Manuscripts in the Judaica Collection

The National Library holds app. 400 manuscripts written in Hebrew script in its collections, the majority in Hebrew, but also Yiddish, Judaeo-Arabic, Judao-Persian etc. are represented. With few exceptions (app. ten manuscripts belonging to the Manuscript Department), they all form part of the Judaica Collection. The manuscripts have in many cases been received as testamentory gifts throughout the centuries, as well as acquired from collections in Denmark and abroad, e.g. the ten volumes acquired by Frederik Christian von Haven in connection with " The Arabian Journey", and the app. 200  items from David Simonsen's collection. The oldest manuscript in the collection is probably a Geniza fragment in Judeo-Arabic (Arabic written ín Hebrew script), dated at app. 1100 CE.

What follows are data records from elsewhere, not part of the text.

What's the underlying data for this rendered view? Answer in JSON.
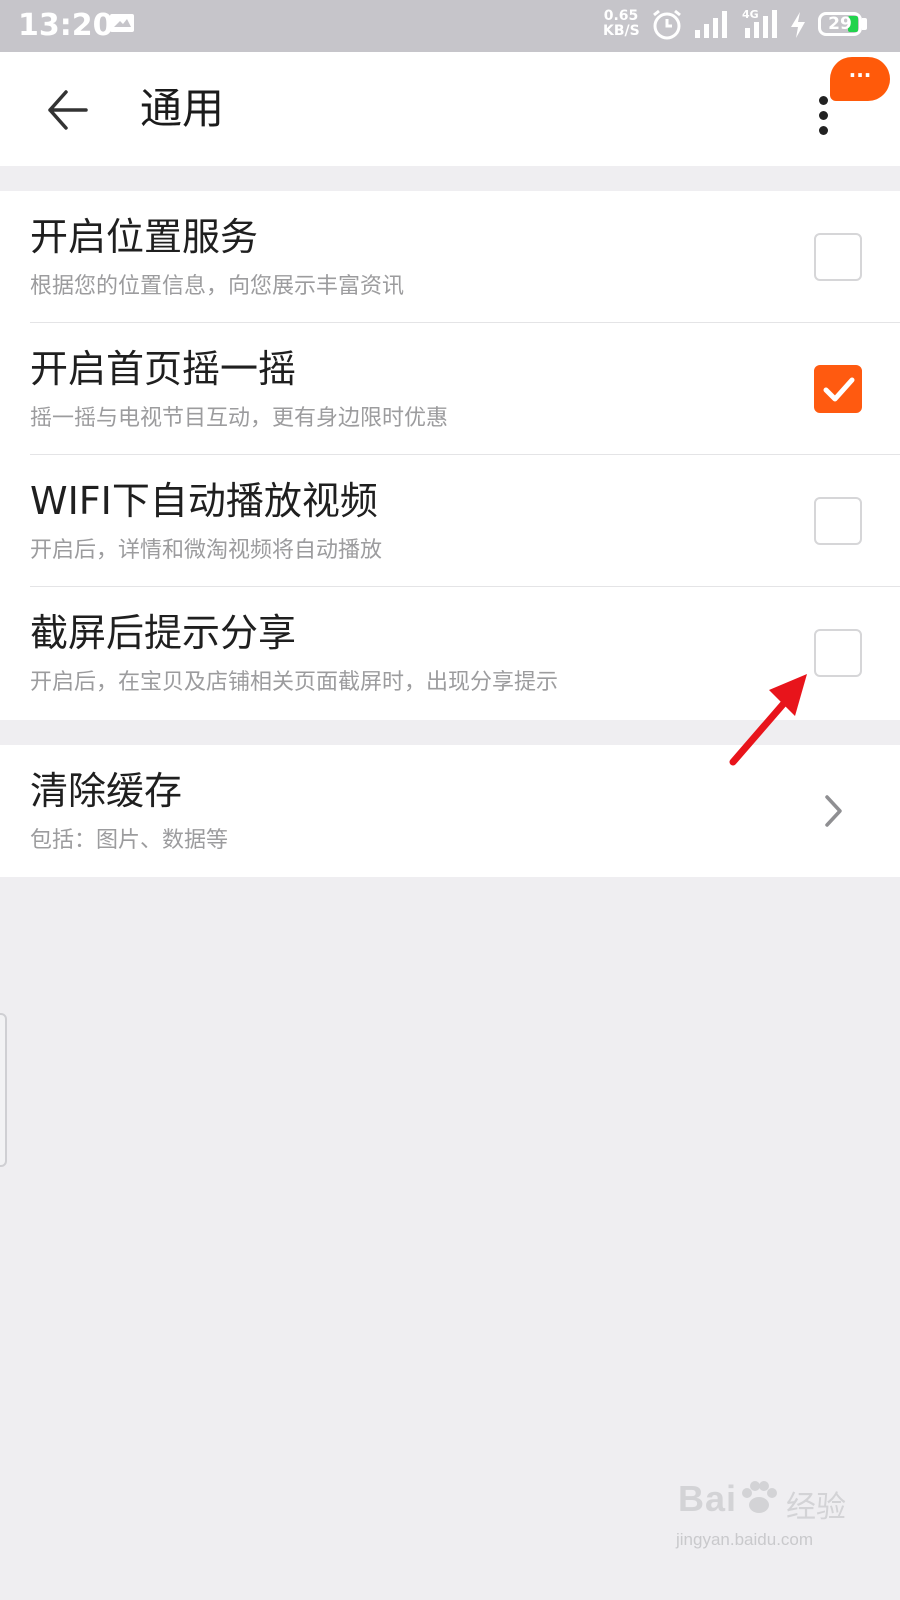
{
  "status_bar": {
    "time": "13:20",
    "net_speed_value": "0.65",
    "net_speed_unit": "KB/S",
    "network_type": "4G",
    "battery": "29",
    "battery_color": "#22d34d"
  },
  "header": {
    "title": "通用",
    "back_icon": "back-arrow-icon",
    "more_icon": "more-vertical-icon",
    "bubble_text": "···"
  },
  "settings": [
    {
      "title": "开启位置服务",
      "subtitle": "根据您的位置信息，向您展示丰富资讯",
      "checked": false
    },
    {
      "title": "开启首页摇一摇",
      "subtitle": "摇一摇与电视节目互动，更有身边限时优惠",
      "checked": true
    },
    {
      "title": "WIFI下自动播放视频",
      "subtitle": "开启后，详情和微淘视频将自动播放",
      "checked": false
    },
    {
      "title": "截屏后提示分享",
      "subtitle": "开启后，在宝贝及店铺相关页面截屏时，出现分享提示",
      "checked": false
    }
  ],
  "clear_cache": {
    "title": "清除缓存",
    "subtitle": "包括：图片、数据等"
  },
  "colors": {
    "accent": "#ff5a10",
    "annotation_arrow": "#e8141b",
    "background": "#efeef1"
  },
  "watermark": {
    "brand": "Bai",
    "brand_cn": "经验",
    "url": "jingyan.baidu.com"
  }
}
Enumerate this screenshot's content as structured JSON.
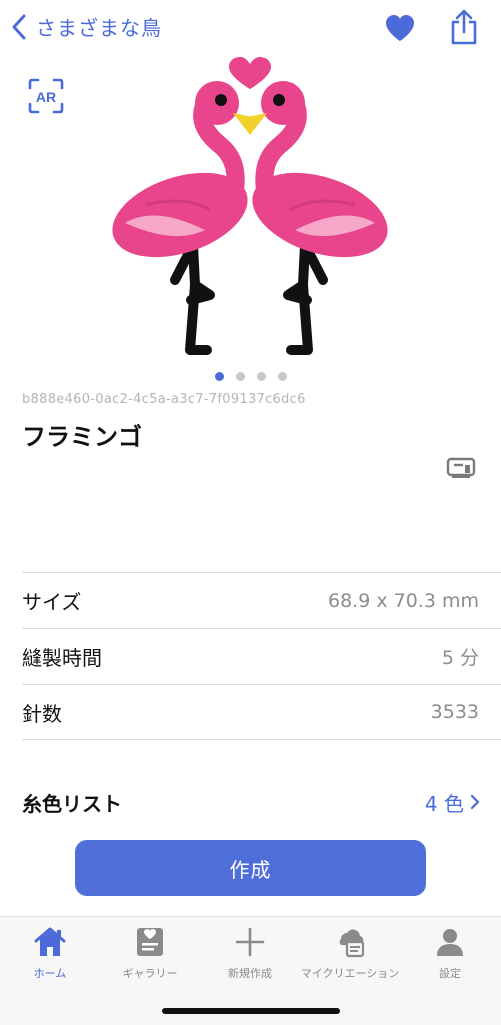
{
  "header": {
    "back_label": "さまざまな鳥",
    "icons": [
      "chevron-left-icon",
      "heart-icon",
      "share-icon"
    ]
  },
  "colors": {
    "accent": "#4a6bd8",
    "button": "#4f6ed8",
    "flamingo": "#e8458c",
    "heart": "#e8458c",
    "beak": "#f2d22a"
  },
  "item": {
    "uuid": "b888e460-0ac2-4c5a-a3c7-7f09137c6dc6",
    "name": "フラミンゴ",
    "ar_label": "AR"
  },
  "carousel": {
    "page_count": 4,
    "current_page": 1
  },
  "details": [
    {
      "label": "サイズ",
      "value": "68.9 x 70.3 mm"
    },
    {
      "label": "縫製時間",
      "value": "5 分"
    },
    {
      "label": "針数",
      "value": "3533"
    }
  ],
  "thread": {
    "label": "糸色リスト",
    "count": "4 色"
  },
  "create_button": "作成",
  "tabs": [
    {
      "label": "ホーム",
      "icon": "home-icon",
      "active": true
    },
    {
      "label": "ギャラリー",
      "icon": "gallery-icon",
      "active": false
    },
    {
      "label": "新規作成",
      "icon": "plus-icon",
      "active": false
    },
    {
      "label": "マイクリエーション",
      "icon": "my-creation-icon",
      "active": false
    },
    {
      "label": "設定",
      "icon": "person-icon",
      "active": false
    }
  ]
}
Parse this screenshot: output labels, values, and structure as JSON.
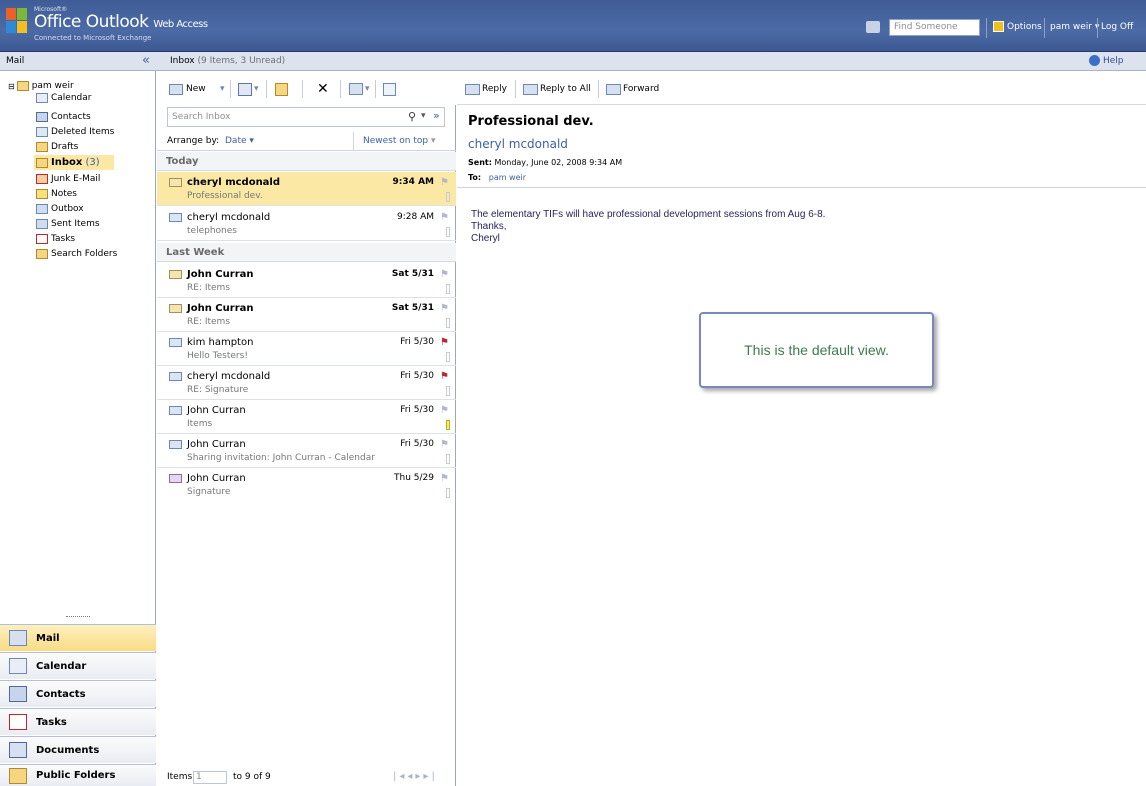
{
  "app": {
    "ms_label": "Microsoft®",
    "title_main": "Office Outlook",
    "title_sub": "Web Access",
    "connected": "Connected to Microsoft Exchange",
    "find_placeholder": "Find Someone",
    "options": "Options",
    "user": "pam weir",
    "logoff": "Log Off",
    "help": "Help"
  },
  "sidebar": {
    "header": "Mail",
    "collapse_glyph": "«",
    "root": "pam weir",
    "folders": [
      {
        "label": "Calendar"
      },
      {
        "label": "Contacts"
      },
      {
        "label": "Deleted Items"
      },
      {
        "label": "Drafts"
      },
      {
        "label": "Inbox",
        "count": "(3)"
      },
      {
        "label": "Junk E-Mail"
      },
      {
        "label": "Notes"
      },
      {
        "label": "Outbox"
      },
      {
        "label": "Sent Items"
      },
      {
        "label": "Tasks"
      },
      {
        "label": "Search Folders"
      }
    ],
    "nav": [
      "Mail",
      "Calendar",
      "Contacts",
      "Tasks",
      "Documents",
      "Public Folders"
    ]
  },
  "list": {
    "title": "Inbox",
    "summary": "(9 Items, 3 Unread)",
    "new_label": "New",
    "search_placeholder": "Search Inbox",
    "arrange_label": "Arrange by:",
    "arrange_value": "Date",
    "order": "Newest on top",
    "groups": [
      "Today",
      "Last Week"
    ],
    "items_label": "Items",
    "items_value": "1",
    "items_range": "to 9 of 9",
    "messages": [
      {
        "from": "cheryl mcdonald",
        "subject": "Professional dev.",
        "date": "9:34 AM"
      },
      {
        "from": "cheryl mcdonald",
        "subject": "telephones",
        "date": "9:28 AM"
      },
      {
        "from": "John Curran",
        "subject": "RE: Items",
        "date": "Sat 5/31"
      },
      {
        "from": "John Curran",
        "subject": "RE: Items",
        "date": "Sat 5/31"
      },
      {
        "from": "kim hampton",
        "subject": "Hello Testers!",
        "date": "Fri 5/30"
      },
      {
        "from": "cheryl mcdonald",
        "subject": "RE: Signature",
        "date": "Fri 5/30"
      },
      {
        "from": "John Curran",
        "subject": "Items",
        "date": "Fri 5/30"
      },
      {
        "from": "John Curran",
        "subject": "Sharing invitation: John Curran - Calendar",
        "date": "Fri 5/30"
      },
      {
        "from": "John Curran",
        "subject": "Signature",
        "date": "Thu 5/29"
      }
    ]
  },
  "reading": {
    "reply": "Reply",
    "reply_all": "Reply to All",
    "forward": "Forward",
    "subject": "Professional dev.",
    "sender": "cheryl mcdonald",
    "sent_label": "Sent:",
    "sent_value": "Monday, June 02, 2008 9:34 AM",
    "to_label": "To:",
    "to_value": "pam weir",
    "body_line1": "The elementary TIFs will have professional development sessions from Aug 6-8.",
    "body_line2": "Thanks,",
    "body_line3": "Cheryl",
    "callout": "This is the default view."
  },
  "colors": {
    "header": "#4c6ba6",
    "selected_row": "#fbe8a5",
    "flag_red": "#c0272d",
    "link": "#3d5fa6"
  }
}
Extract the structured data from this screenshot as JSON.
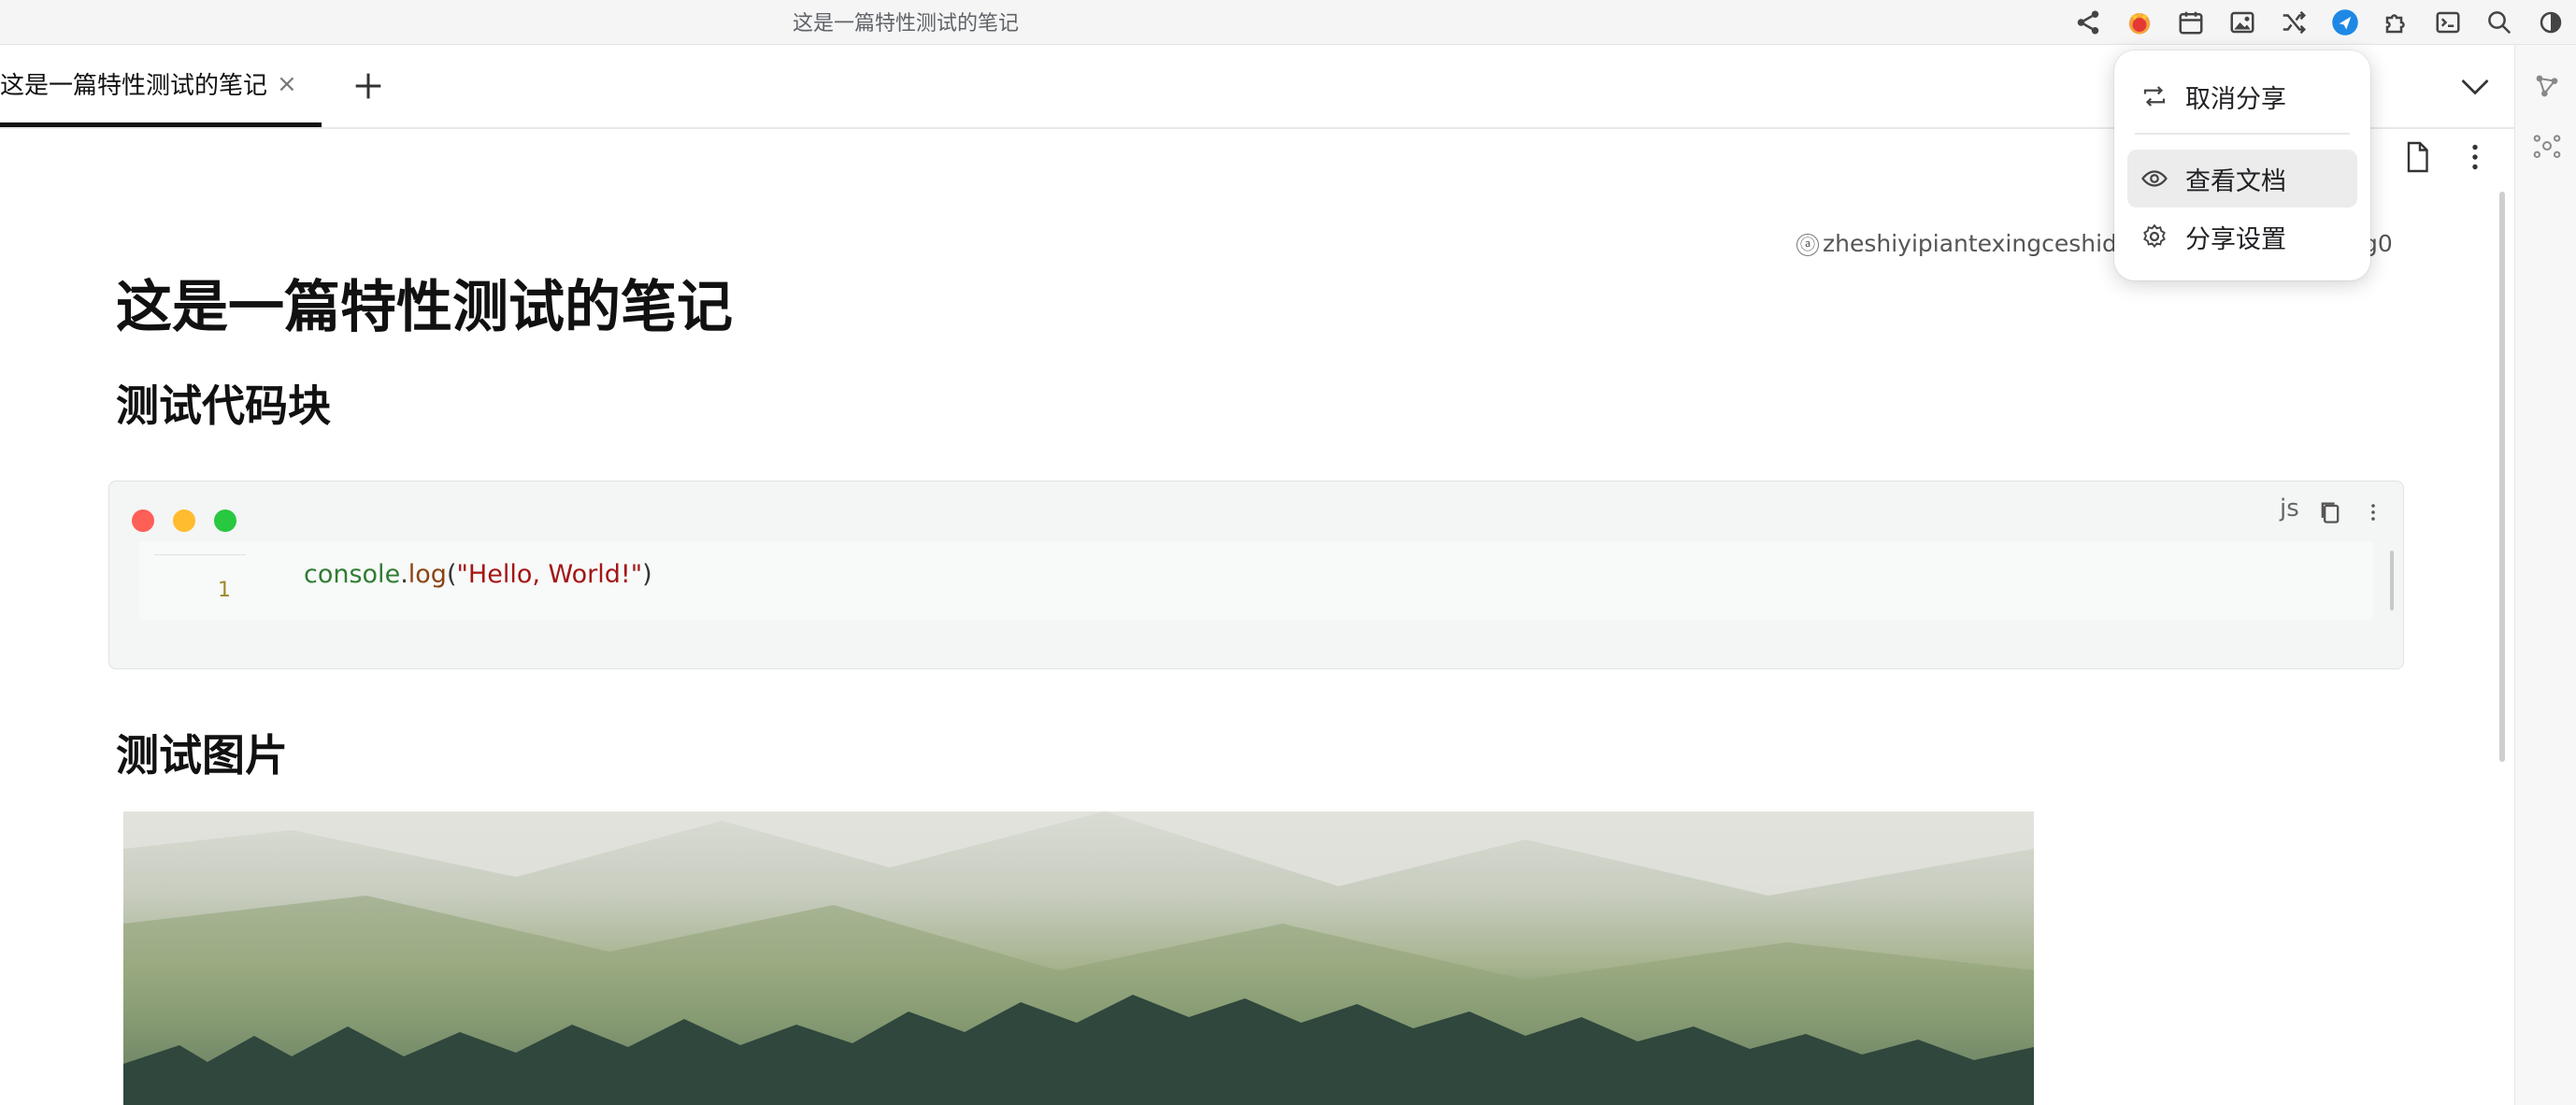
{
  "window": {
    "title": "这是一篇特性测试的笔记"
  },
  "titlebar_icons": [
    "share-icon",
    "avatar-icon",
    "calendar-icon",
    "image-icon",
    "shuffle-icon",
    "send-icon",
    "puzzle-icon",
    "terminal-icon",
    "search-icon",
    "theme-toggle-icon"
  ],
  "tabs": [
    {
      "label": "这是一篇特性测试的笔记",
      "close": "×"
    }
  ],
  "share_menu": {
    "items": [
      {
        "label": "取消分享",
        "icon": "repeat-icon"
      },
      {
        "label": "查看文档",
        "icon": "eye-icon"
      },
      {
        "label": "分享设置",
        "icon": "gear-icon"
      }
    ]
  },
  "document": {
    "share_link_prefix": "ⓐ",
    "share_link_visible": "zheshiyipiantexingceshideb",
    "share_link_tail": "g0",
    "title": "这是一篇特性测试的笔记",
    "sections": [
      {
        "heading": "测试代码块"
      },
      {
        "heading": "测试图片"
      }
    ],
    "code_block": {
      "language": "js",
      "line_number": "1",
      "tokens": {
        "object": "console",
        "dot": ".",
        "method": "log",
        "open": "(",
        "string": "\"Hello, World!\"",
        "close": ")"
      }
    }
  },
  "colors": {
    "traffic_red": "#fe5f57",
    "traffic_yellow": "#febc2e",
    "traffic_green": "#28c840",
    "accent_blue": "#1e88e5"
  }
}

A majority of the manuscripts contain different religious texts (Biblical texts and commentaries, halakhic texts, liturgy etc.). Many are illuminated, and in not a few instances, the artistic values exceed by far the contents of the text as a focus for scholars and students. As an example can be mentionend the most famous of The Royal Library's Hebrew manuscripts, the so-called "Copenhagen Maimonides". This manuscript, Maimonides' (Moshe ben Maimon, c. 1135-1204) philosophical work Moreh Nevukhim (Guide for the Perplexed, shelfmark Cod. Heb. 37), was written and illuminated in Catalonia in 1347/48. It is available as a digital facsimile, with a short introduction (incl. a bibliography etc.). Another digital facsimile is Cod. Heb. 32 (a prayer book from Bohemia, 1728). which also is accompanied by a short Introduction.
In addition is the collection of manuscripts acquired from David Simonsen, including the letter for the Cairo Genizah mentioned above, available as digital facsimile editions.

No complete catalogue covering the collection has been published to date, but  most of the manuscripts are described in the database maintained by the Institute for Microfilmed Hebrew Manuscripts at The Jewish National and University Library, Jerusalem (for an overview, type "COPEN" in the search field "Custodian Call no."). The first printed catalogue, Codices Orientales Bibliothecæ Regiæ Havniensis (ed. Westergaard & Mehren, 1846-1857) is available as PDF-files; Hebrew manuscripts are described in vol. 2, pp. 1-31 and vol. 3, pp. 83.

See also: Publications on The Royal Library's Jewish manuscripts (selection)


The manuscripts can only be used at the Reserach Reading Room, after having been ordered through the library system. Registration as a user is mandatory, as well as holding a Reading Room ID card; the application form can be downloaded here and should be brought in printed form, together with a valid passport (or national photo ID), for the first visit.

Digital copies etc.

Requests for digital copies and other types of reproductions should be submitted using Ask the Library online service. Permission to reproduce is normally given, provided that it is for a non-commercial purpose, and that The Royal Library is duly credited.

Deposited collections

The Royal Library also acts as custodians of manuscripts belonging to the Jewish Community of Copenhagen, including the so-called Copenhagen Haggadah. Requests for permission to reproduce these manuscripts should be directed to the Jewish Community.